A mensagem foi publicada em resposta a um post do deputado Gustavo Gayer (PL), que escreveu: “Sabe aquela reunião na qual Bolsonaro falou que não queria ver o Brasil virando uma ditadura? Então… Moraes diz que Bolsonaro estava ali planejando tornar o Brasil uma ditadura. SOMOS TODOS BOLSONARO”.
No mesmo dia, Miller já havia voltado às redes sociais para questionar o julgamento da suposta trama golpista, classificando-o como um “SISTEMA MANIPULADO!!!”.
Escalada de críticas
As declarações de Miller fazem parte de uma série de ataques de integrantes ligados ao governo Trump contra Moraes. Na segunda-feira (8), um dia depois do feriado da Independência do Brasil, Darren Beattie, subsecretário de Diplomacia Pública do Departamento de Estado, também criticou o ministro.

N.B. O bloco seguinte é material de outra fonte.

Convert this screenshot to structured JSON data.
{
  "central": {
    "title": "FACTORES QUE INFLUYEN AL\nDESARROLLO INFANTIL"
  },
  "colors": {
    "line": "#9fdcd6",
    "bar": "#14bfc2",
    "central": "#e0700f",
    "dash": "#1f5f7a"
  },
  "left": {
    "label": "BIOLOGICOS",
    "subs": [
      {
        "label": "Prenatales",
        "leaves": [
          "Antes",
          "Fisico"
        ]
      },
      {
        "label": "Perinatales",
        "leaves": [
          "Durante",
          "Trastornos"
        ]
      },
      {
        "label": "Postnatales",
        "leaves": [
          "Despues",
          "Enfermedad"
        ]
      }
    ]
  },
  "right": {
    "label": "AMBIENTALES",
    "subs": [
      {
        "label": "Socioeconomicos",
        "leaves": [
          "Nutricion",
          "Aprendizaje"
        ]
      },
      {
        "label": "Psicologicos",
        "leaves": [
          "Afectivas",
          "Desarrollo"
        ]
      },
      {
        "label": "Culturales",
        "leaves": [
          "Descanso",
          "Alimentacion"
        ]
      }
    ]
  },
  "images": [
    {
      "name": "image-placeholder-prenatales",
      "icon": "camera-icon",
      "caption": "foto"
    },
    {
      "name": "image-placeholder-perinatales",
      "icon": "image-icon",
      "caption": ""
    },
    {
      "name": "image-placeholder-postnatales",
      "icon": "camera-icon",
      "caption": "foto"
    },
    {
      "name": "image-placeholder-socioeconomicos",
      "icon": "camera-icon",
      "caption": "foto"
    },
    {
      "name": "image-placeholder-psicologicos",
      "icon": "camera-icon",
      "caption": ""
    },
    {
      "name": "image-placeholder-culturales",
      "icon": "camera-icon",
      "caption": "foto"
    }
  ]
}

Em rede social, Beattie escreveu: “Foi um lembrete do nosso compromisso de apoiar o povo brasileiro (…). Em nome do ministro Alexandre de Moraes e dos indivíduos cujos abusos de autoridade minaram essas liberdades fundamentais, continuaremos a tomar as medidas cabíveis”.
Dias antes, Beattie se reuniu em Washington com o deputado Eduardo Bolsonaro (PL-SP), Paulo Figueiredo e Ricardo Pita, conselheiro sênior para o Hemisfério Ocidental. Segundo relatos, o encontro abordou o projeto de anistia a Bolsonaro no Congresso Nacional.
Miller, por sua vez, já havia chamado Moraes de “ditador” e usado a expressão “sistema manipulado” para se referir ao julgamento no STF. No início do mês, ele chegou a dizer que os EUA “não negociam com terroristas” em resposta a falas do magistrado sobre soberania nacional.